SJP werd in 1992 opgericht aan de Universiteit van Californië, Berkeley, na de Eerste Golfoorlog. Vóór de oorlog waren aanzienlijke aantallen Palestijnen naar de VS gekomen om te studeren, maar die aantallen namen af ​​naarmate de militaire confrontatie uitmondde in de jaren van het sanctieregime. Omdat Yasser Arafat Saddam Hoessein in de oorlog had gesteund, Palestijnen in Koeweit en de rest van de Golf werden ontslagen en gedwongen te vertrekken, met als resultaat dat veel van die Palestijnen die zich een Amerikaanse opleiding voor hun kinderen hadden kunnen veroorloven, dat niet langer konden. Zonder Palestijnse studenten aan Amerikaanse universiteiten namen de inspanningen om zich te organiseren voor Palestijnse rechten af. 

Dit fenomeen deed zich eveneens voor vlak na de Oslo-akkoorden, waardoor het Palestijnse activisme dat verbonden was met de bredere Palestijnse transnationale beweging, afnam, aangezien de PLO via Oslo ermee instemde haar internationale belangenbehartiging tegen Israël te beperken. (Bron: Persoonlijke communicatie met wijlen Haidar Abdel-Shafi, het hoofd van het Palestijnse onderhandelingsteam, tijdens de Oslo-periode.) 

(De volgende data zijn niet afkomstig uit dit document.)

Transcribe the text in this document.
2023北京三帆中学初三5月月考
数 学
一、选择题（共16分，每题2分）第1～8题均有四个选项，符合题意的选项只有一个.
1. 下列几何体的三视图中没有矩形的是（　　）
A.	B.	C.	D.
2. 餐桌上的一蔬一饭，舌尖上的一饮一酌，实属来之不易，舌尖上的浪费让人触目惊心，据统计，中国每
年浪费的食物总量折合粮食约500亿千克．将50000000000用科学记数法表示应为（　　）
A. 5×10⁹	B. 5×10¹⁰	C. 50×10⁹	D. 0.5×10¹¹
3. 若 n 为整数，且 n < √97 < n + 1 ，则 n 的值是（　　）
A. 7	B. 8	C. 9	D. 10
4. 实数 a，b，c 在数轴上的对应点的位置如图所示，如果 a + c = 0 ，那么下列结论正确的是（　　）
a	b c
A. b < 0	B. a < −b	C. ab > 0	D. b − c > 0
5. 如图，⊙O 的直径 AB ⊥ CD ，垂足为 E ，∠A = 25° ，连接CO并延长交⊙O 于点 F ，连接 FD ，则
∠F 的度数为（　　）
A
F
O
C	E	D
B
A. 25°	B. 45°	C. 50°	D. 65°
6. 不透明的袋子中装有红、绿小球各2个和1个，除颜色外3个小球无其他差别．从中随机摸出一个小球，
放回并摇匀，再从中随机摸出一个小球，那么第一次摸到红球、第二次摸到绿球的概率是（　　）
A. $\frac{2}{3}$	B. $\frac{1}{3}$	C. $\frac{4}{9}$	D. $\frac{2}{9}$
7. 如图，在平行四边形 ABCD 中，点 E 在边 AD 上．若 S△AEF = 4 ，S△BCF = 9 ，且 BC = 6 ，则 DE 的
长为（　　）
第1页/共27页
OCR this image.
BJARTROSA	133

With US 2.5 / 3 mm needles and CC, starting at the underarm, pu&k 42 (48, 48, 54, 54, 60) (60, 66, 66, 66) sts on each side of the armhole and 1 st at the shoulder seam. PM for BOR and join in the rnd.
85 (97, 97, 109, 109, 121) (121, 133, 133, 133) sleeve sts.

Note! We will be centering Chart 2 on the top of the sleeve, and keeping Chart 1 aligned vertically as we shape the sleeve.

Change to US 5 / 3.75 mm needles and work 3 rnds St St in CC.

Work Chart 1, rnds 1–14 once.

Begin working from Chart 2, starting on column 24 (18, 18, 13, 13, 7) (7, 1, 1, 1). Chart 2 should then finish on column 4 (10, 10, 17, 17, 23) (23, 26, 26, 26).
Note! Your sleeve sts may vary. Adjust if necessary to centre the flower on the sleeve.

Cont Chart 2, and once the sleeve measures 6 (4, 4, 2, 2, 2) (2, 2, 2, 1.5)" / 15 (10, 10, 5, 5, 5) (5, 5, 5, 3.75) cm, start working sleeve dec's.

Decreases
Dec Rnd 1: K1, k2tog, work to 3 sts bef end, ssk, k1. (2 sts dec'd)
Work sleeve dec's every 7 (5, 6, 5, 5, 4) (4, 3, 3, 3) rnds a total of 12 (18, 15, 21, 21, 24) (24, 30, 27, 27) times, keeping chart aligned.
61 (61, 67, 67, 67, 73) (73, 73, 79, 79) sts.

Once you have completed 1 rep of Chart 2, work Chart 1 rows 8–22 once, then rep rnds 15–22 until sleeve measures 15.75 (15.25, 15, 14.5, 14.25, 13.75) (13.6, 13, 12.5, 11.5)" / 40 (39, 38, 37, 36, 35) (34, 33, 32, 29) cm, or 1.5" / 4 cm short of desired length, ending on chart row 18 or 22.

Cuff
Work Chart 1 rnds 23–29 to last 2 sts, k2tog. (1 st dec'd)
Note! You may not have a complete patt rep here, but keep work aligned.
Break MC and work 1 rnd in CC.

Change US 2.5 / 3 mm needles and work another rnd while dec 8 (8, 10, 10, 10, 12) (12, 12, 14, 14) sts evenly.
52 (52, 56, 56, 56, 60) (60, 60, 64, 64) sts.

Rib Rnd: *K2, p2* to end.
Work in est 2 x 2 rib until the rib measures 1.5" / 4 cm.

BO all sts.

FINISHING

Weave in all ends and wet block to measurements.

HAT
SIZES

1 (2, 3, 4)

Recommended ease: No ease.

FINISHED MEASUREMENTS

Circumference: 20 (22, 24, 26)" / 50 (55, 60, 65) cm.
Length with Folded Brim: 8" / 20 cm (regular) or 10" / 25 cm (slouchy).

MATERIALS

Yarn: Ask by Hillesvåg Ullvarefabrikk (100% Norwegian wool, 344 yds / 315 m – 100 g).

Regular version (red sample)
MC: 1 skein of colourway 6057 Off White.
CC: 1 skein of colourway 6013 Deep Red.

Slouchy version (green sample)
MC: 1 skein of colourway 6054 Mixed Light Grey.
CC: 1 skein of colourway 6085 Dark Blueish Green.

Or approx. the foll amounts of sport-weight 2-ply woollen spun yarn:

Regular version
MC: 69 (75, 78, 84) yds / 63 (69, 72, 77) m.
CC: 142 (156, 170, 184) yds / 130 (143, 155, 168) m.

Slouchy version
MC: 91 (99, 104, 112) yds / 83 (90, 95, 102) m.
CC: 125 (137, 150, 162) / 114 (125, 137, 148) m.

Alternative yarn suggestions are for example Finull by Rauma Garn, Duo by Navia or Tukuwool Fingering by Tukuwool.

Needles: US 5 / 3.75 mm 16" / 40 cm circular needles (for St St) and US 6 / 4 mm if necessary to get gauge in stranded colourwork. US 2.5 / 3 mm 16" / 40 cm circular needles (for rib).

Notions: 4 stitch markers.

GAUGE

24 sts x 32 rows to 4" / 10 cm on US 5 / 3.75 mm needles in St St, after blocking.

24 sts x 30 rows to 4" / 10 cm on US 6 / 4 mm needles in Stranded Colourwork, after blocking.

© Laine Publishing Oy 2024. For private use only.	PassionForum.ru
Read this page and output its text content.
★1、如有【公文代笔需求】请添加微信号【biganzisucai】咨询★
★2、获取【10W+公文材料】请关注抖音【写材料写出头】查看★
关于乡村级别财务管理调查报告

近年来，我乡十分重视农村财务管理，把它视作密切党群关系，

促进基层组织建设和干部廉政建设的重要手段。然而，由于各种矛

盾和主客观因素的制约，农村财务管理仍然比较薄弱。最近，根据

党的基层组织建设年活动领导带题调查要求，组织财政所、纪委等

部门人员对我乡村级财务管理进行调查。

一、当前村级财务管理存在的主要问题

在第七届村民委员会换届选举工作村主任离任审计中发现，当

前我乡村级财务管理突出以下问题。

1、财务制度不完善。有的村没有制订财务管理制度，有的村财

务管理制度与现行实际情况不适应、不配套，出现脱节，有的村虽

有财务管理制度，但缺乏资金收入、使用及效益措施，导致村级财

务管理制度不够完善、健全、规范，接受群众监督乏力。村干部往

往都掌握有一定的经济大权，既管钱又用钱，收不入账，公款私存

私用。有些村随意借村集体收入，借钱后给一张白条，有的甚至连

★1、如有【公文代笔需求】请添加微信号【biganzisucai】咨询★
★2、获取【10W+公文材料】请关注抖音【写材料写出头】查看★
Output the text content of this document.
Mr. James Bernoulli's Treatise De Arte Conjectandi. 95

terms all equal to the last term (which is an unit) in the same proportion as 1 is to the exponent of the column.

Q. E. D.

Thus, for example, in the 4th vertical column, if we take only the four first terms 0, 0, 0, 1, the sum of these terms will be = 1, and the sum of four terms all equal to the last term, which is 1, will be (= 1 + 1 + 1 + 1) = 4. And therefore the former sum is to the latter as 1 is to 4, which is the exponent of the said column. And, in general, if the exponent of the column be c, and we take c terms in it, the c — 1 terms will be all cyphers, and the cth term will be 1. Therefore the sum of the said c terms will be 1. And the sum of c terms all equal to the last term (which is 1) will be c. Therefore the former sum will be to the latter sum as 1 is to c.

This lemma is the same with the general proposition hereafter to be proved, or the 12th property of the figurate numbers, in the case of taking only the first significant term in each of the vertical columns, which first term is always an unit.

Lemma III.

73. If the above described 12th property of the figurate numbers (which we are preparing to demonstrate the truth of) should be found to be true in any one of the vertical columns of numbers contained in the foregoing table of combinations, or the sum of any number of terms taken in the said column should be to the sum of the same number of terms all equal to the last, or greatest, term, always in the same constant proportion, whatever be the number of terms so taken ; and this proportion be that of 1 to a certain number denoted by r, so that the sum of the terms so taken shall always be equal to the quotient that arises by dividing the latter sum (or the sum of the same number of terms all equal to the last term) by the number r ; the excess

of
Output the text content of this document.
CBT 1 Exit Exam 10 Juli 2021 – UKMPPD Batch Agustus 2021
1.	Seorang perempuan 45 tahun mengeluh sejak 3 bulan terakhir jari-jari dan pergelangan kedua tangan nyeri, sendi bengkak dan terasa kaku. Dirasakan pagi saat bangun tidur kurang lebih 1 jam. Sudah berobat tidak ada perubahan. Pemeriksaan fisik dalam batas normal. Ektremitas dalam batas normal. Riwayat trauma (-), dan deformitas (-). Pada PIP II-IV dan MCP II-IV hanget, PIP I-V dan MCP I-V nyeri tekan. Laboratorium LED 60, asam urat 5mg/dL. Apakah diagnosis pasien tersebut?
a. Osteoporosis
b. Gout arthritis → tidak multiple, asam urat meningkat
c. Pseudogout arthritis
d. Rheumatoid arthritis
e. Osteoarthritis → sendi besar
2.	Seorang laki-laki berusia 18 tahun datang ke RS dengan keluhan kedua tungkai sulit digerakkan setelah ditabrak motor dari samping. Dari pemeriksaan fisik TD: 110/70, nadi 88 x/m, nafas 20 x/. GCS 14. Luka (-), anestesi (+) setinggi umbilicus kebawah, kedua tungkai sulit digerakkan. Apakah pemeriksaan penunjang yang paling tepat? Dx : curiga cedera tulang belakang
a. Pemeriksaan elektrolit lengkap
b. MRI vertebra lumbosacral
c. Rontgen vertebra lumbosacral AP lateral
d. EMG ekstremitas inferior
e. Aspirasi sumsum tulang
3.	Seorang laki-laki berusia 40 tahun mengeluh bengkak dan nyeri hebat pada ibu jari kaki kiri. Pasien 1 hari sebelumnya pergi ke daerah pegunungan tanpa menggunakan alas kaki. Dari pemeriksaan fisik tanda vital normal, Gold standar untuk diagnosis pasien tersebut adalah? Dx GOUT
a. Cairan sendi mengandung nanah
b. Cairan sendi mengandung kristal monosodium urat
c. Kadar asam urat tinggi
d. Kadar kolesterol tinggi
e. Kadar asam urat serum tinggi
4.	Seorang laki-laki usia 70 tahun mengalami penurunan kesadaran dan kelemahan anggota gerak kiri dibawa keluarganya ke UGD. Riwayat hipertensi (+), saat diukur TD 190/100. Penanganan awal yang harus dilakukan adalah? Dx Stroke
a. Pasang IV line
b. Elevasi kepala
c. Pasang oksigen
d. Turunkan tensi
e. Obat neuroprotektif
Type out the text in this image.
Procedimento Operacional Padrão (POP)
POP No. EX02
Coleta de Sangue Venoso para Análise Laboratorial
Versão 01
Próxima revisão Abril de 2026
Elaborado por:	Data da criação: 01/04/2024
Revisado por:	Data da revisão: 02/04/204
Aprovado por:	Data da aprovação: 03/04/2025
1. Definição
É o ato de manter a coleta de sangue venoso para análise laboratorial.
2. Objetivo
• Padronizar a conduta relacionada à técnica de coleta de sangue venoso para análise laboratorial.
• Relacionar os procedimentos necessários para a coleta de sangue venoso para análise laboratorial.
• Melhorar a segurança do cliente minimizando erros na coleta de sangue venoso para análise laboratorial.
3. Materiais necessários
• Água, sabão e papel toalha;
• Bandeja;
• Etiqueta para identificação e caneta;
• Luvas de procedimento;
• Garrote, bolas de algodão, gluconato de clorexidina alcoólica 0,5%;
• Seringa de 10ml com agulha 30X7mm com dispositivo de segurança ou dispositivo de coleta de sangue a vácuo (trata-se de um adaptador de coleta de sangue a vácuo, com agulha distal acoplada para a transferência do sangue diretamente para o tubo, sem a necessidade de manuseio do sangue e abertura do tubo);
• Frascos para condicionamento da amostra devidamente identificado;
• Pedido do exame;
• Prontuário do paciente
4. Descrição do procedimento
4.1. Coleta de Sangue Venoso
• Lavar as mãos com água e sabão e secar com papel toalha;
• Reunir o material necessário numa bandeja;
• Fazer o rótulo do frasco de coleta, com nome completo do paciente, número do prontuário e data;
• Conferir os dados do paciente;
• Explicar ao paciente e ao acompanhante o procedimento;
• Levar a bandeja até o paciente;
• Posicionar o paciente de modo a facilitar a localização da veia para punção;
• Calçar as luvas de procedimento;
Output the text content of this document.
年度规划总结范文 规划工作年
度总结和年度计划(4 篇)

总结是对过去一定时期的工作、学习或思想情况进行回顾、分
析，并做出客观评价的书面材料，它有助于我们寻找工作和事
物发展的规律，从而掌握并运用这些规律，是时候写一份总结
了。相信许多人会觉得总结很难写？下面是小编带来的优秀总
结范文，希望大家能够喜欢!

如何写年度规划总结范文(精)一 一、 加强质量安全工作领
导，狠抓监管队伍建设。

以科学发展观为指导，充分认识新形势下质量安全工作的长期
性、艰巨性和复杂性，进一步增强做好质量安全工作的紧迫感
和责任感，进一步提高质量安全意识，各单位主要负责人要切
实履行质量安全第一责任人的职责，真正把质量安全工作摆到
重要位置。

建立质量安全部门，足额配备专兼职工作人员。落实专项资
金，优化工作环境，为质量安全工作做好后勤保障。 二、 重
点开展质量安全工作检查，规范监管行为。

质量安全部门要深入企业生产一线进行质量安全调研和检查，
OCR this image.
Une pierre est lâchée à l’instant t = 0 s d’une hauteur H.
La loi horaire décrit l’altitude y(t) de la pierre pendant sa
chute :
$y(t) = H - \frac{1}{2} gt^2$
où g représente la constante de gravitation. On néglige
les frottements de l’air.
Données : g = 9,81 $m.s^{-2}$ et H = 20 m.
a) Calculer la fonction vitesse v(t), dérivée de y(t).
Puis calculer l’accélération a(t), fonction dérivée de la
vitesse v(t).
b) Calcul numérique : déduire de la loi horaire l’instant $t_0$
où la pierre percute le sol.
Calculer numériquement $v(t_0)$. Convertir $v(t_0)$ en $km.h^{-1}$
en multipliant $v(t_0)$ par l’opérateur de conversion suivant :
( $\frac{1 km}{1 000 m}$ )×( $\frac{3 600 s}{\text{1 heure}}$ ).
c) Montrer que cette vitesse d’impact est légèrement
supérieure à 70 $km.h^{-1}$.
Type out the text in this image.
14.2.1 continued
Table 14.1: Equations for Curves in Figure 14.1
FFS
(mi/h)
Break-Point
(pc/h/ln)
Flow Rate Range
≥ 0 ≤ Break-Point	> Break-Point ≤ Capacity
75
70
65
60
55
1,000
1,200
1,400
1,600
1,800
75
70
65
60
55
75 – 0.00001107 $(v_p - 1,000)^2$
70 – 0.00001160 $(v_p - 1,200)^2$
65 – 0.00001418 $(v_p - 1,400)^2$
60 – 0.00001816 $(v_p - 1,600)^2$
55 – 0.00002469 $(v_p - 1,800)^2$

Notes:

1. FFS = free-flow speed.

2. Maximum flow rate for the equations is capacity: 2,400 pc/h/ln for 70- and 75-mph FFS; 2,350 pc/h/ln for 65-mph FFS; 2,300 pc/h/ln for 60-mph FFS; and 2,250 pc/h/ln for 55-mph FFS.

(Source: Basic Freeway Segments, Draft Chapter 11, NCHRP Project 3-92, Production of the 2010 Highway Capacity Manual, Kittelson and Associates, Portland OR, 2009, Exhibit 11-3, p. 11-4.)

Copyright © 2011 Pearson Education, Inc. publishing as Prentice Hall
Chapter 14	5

De Israëlische premier Yitzhak Rabin, de Amerikaanse president Bill Clinton en Yasser Arafat van de PLO tijdens de ondertekeningsceremonie van de Oslo-akkoorden, 13 september 1993. (Wikimedia Commons)

Als gevolg hiervan hadden Palestijnse activisten op universiteitscampussen niet langer een draagvlak met een historische erfenis.

In de context van het campusactivisme beschikte de PLO vanaf het begin over een sterke universiteits- en jeugdafdeling, die uitgroeide tot de Algemene Unie van Palestijnse Studenten (GUPS), met vestigingen over de hele wereld, ook in de Verenigde Staten.

Als gevolg van de transformatie van de PLO in de Palestijnse Autoriteit namen de rol, de institutionele capaciteiten en het belang van GUPS af. 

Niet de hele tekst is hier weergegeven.